Research has shown that while a cover crop uses some soil moisture as it is growing, it tends to use less water than what is lost to evaporation from a bare soil surface. Grasses provide the longest lasting residue cover because they have a higher carbon to nitrogen ratio in their biomass compared to non-grass species. In addition, they improve snow catch in the winter and reduce wind erosion in the spring compared to bare soil. Taller brassicas and broadleafs like rape, mustards and canola also will stand nicely to reduce wind erosion and catch snowfall, but they provide less residue.

With the drought conditions this year, there may be considerable residual nitrate in the soil following corn production. A cover crop will scavenge the residual nitrate for its growth and store it in a biological form, reducing potential losses. Some producers apply some fertilizer to encourage cover crop growth. This fertilizer and the residual nitrates are recovered later as the cover crop residue breaks down. Producers could use legume cover crops to fix some nitrogen for the next crop and to feed the soil system, but they will need the proper inoculate for the legume species.
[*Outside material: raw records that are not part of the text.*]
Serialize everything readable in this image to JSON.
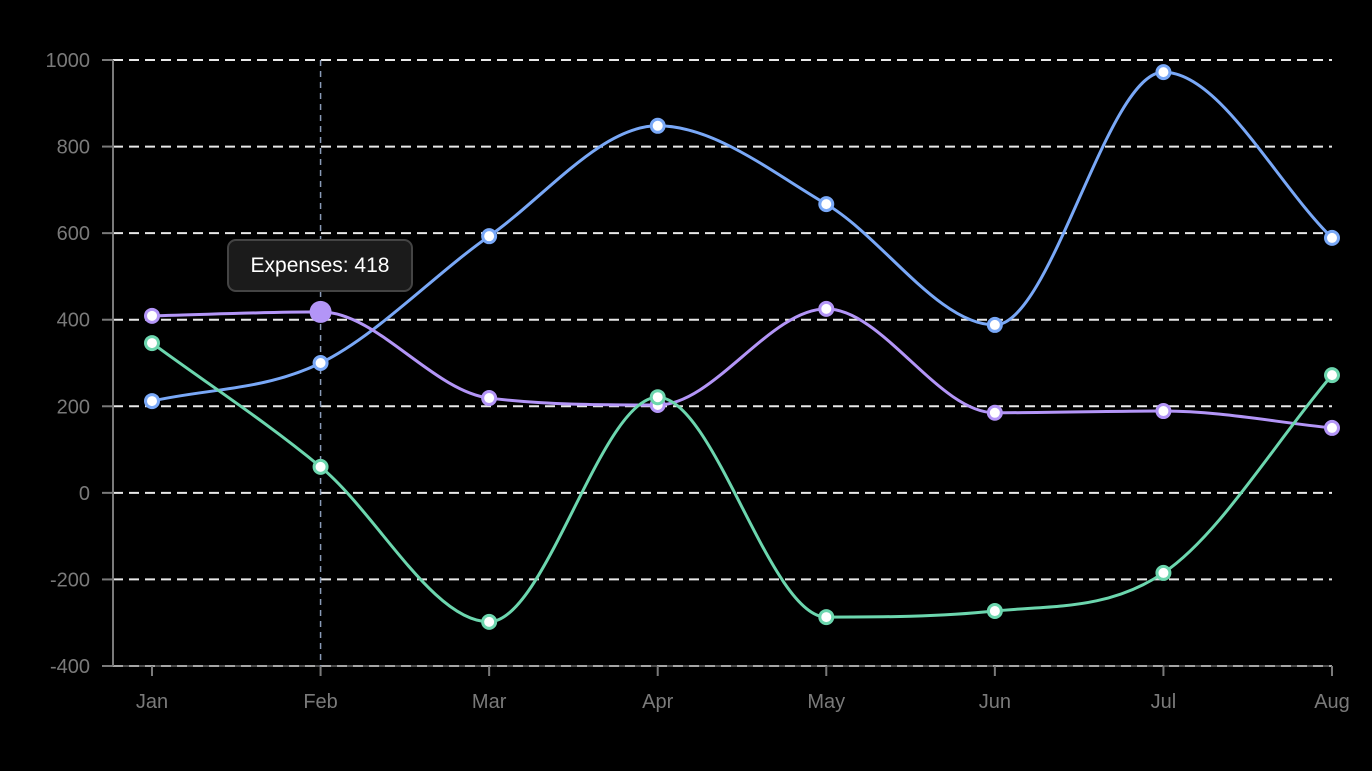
{
  "chart_data": {
    "type": "line",
    "title": "",
    "xlabel": "",
    "ylabel": "",
    "categories": [
      "Jan",
      "Feb",
      "Mar",
      "Apr",
      "May",
      "Jun",
      "Jul",
      "Aug"
    ],
    "ylim": [
      -400,
      1000
    ],
    "yticks": [
      -400,
      -200,
      0,
      200,
      400,
      600,
      800,
      1000
    ],
    "grid": true,
    "legend": "none",
    "smooth": true,
    "series": [
      {
        "name": "",
        "color": "#79a8f7",
        "values": [
          212,
          300,
          593,
          848,
          667,
          388,
          972,
          589
        ]
      },
      {
        "name": "Expenses",
        "color": "#b395f7",
        "values": [
          409,
          418,
          219,
          203,
          425,
          185,
          189,
          150
        ]
      },
      {
        "name": "",
        "color": "#6cd6ae",
        "values": [
          346,
          60,
          -298,
          221,
          -287,
          -273,
          -185,
          272
        ]
      }
    ],
    "hover": {
      "series_index": 1,
      "category_index": 1
    }
  },
  "tooltip": {
    "text": "Expenses: 418"
  },
  "colors": {
    "axis": "#7a7a7a",
    "grid": "#e8e8e8",
    "crosshair": "#8a9bb8",
    "background": "#000000"
  }
}
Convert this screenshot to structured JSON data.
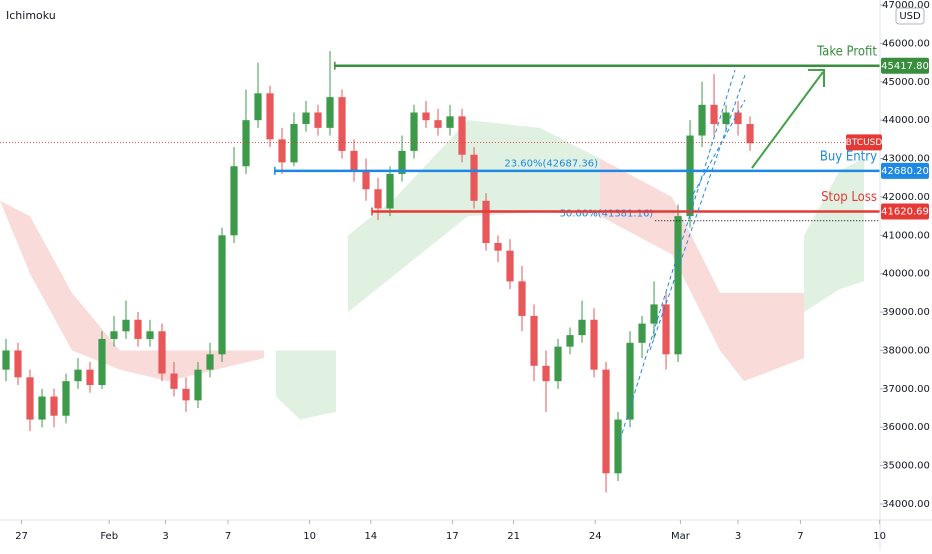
{
  "chart_data": {
    "type": "candlestick",
    "title": "Ichimoku",
    "currency": "USD",
    "up_color": "#3d9a4a",
    "down_color": "#e8575a",
    "xlim": [
      0,
      73.33
    ],
    "ylim": [
      33583,
      47131
    ],
    "xticks": [
      {
        "value": 1.8,
        "label": "27"
      },
      {
        "value": 9.1,
        "label": "Feb"
      },
      {
        "value": 13.8,
        "label": "3"
      },
      {
        "value": 19,
        "label": "7"
      },
      {
        "value": 25.8,
        "label": "10"
      },
      {
        "value": 30.9,
        "label": "14"
      },
      {
        "value": 37.7,
        "label": "17"
      },
      {
        "value": 42.8,
        "label": "21"
      },
      {
        "value": 49.6,
        "label": "24"
      },
      {
        "value": 56.7,
        "label": "Mar"
      },
      {
        "value": 61.5,
        "label": "3"
      },
      {
        "value": 66.7,
        "label": "7"
      },
      {
        "value": 73.3,
        "label": "10"
      }
    ],
    "yticks": [
      {
        "value": 34000,
        "label": "34000.00"
      },
      {
        "value": 35000,
        "label": "35000.00"
      },
      {
        "value": 36000,
        "label": "36000.00"
      },
      {
        "value": 37000,
        "label": "37000.00"
      },
      {
        "value": 38000,
        "label": "38000.00"
      },
      {
        "value": 39000,
        "label": "39000.00"
      },
      {
        "value": 40000,
        "label": "40000.00"
      },
      {
        "value": 41000,
        "label": "41000.00"
      },
      {
        "value": 42000,
        "label": "42000.00"
      },
      {
        "value": 43000,
        "label": "43000.00"
      },
      {
        "value": 44000,
        "label": "44000.00"
      },
      {
        "value": 45000,
        "label": "45000.00"
      },
      {
        "value": 46000,
        "label": "46000.00"
      },
      {
        "value": 47000,
        "label": "47000.00"
      }
    ],
    "open": [
      37500,
      38000,
      37300,
      36200,
      36800,
      36300,
      37200,
      37500,
      37100,
      38300,
      38500,
      38800,
      38300,
      38500,
      37400,
      37000,
      36700,
      37500,
      37900,
      41000,
      42800,
      44000,
      44700,
      43500,
      42900,
      43900,
      44200,
      43800,
      44600,
      43200,
      42700,
      42200,
      41700,
      42600,
      43200,
      44200,
      44000,
      43800,
      44100,
      43100,
      41900,
      40800,
      40600,
      39800,
      38900,
      37600,
      37200,
      38100,
      38400,
      38800,
      37500,
      34800,
      36200,
      38200,
      38700,
      39200,
      37900,
      41500,
      43600,
      44400,
      43900,
      44200,
      43900
    ],
    "close": [
      38000,
      37300,
      36200,
      36800,
      36300,
      37200,
      37500,
      37100,
      38300,
      38500,
      38800,
      38300,
      38500,
      37400,
      37000,
      36700,
      37500,
      37900,
      41000,
      42800,
      44000,
      44700,
      43500,
      42900,
      43900,
      44200,
      43800,
      44600,
      43200,
      42700,
      42200,
      41700,
      42600,
      43200,
      44200,
      44000,
      43800,
      44100,
      43100,
      41900,
      40800,
      40600,
      39800,
      38900,
      37600,
      37200,
      38100,
      38400,
      38800,
      37500,
      34800,
      36200,
      38200,
      38700,
      39200,
      37900,
      41500,
      43600,
      44400,
      43900,
      44200,
      43900,
      43400
    ],
    "high": [
      38300,
      38200,
      37500,
      37000,
      37000,
      37400,
      37800,
      37700,
      38500,
      38900,
      39300,
      39000,
      38800,
      38700,
      37700,
      37300,
      37700,
      38200,
      41200,
      43300,
      44800,
      45500,
      44900,
      43800,
      44200,
      44500,
      44400,
      45800,
      44800,
      43500,
      43000,
      42500,
      42800,
      43600,
      44400,
      44500,
      44300,
      44400,
      44300,
      43300,
      42100,
      41000,
      40900,
      40200,
      39200,
      38000,
      38300,
      38600,
      39300,
      39100,
      37700,
      36400,
      38500,
      38900,
      39800,
      39500,
      41800,
      44000,
      45000,
      45200,
      44400,
      44500,
      44100
    ],
    "low": [
      37200,
      37100,
      35900,
      36000,
      36000,
      36100,
      37000,
      36900,
      37000,
      38100,
      38300,
      38100,
      38100,
      37200,
      36800,
      36400,
      36500,
      37300,
      37700,
      40800,
      42600,
      43800,
      43300,
      42600,
      42800,
      43700,
      43600,
      43600,
      43000,
      42400,
      41900,
      41400,
      41500,
      42400,
      43000,
      43800,
      43600,
      43600,
      42900,
      41700,
      40600,
      40300,
      39600,
      38500,
      37200,
      36400,
      37000,
      37900,
      38200,
      37300,
      34300,
      34600,
      36000,
      37800,
      38300,
      37500,
      37700,
      41200,
      43300,
      43600,
      43700,
      43600,
      43200
    ],
    "cloud": [
      {
        "color": "#f8d3d0",
        "x": [
          0,
          2.5,
          6,
          10,
          14,
          22
        ],
        "upper": [
          41900,
          41500,
          39500,
          38000,
          38000,
          38000
        ],
        "lower": [
          41900,
          40000,
          38000,
          37500,
          37200,
          37800
        ]
      },
      {
        "color": "#d8eedb",
        "x": [
          23,
          25,
          28
        ],
        "upper": [
          38000,
          38000,
          38000
        ],
        "lower": [
          36800,
          36200,
          36400
        ]
      },
      {
        "color": "#d8eedb",
        "x": [
          29,
          33,
          39,
          45,
          50
        ],
        "upper": [
          41000,
          42000,
          44000,
          43800,
          43000
        ],
        "lower": [
          39000,
          40000,
          41500,
          41600,
          41500
        ]
      },
      {
        "color": "#f8d3d0",
        "x": [
          50,
          56,
          60,
          62,
          67
        ],
        "upper": [
          43000,
          42000,
          39500,
          39500,
          39500
        ],
        "lower": [
          41500,
          40500,
          38000,
          37200,
          37800
        ]
      },
      {
        "color": "#d8eedb",
        "x": [
          67,
          70,
          72
        ],
        "upper": [
          41000,
          42700,
          43000
        ],
        "lower": [
          39000,
          39600,
          39800
        ]
      }
    ],
    "levels": [
      {
        "label": "Take Profit",
        "value": 45417.8,
        "value_label": "45417.80",
        "color": "#388e3c",
        "x_start": 27.9
      },
      {
        "label": "Buy Entry",
        "value": 42680.2,
        "value_label": "42680.20",
        "color": "#1e88e5",
        "x_start": 22.9
      },
      {
        "label": "Stop Loss",
        "value": 41620.69,
        "value_label": "41620.69",
        "color": "#e53935",
        "x_start": 31
      }
    ],
    "fib_levels": [
      {
        "label": "23.60%(42687.36)",
        "value": 42687.36,
        "x_start": 50
      },
      {
        "label": "50.00%(41381.16)",
        "value": 41381.16,
        "x_start": 54.6
      }
    ],
    "last_price": {
      "label": "BTCUSD",
      "value": 43420,
      "color": "#e53935"
    }
  }
}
The cover crop will add organic biomass both above and below ground and the growing roots will help build soil structure. The fibrous roots of grasses help build soil stability near the surface. The deeper tap roots of broadleafs, especially brassicas, penetrate and open up tight soils, improving infiltration. The finer roots of legumes feed the soil microbes while the taproots grow downward. Any root growing in the soil helps dewater excess soil moisture, provides some structural stability to the soil, and helps the mycorrhizae fungi recover. When using winter annual cover crops, these benefits can become very important if the next spring is a wet one. If the spring looks like it will be a dry one, the cover crops need to be killed in a timely matter so as not to use too much soil moisture.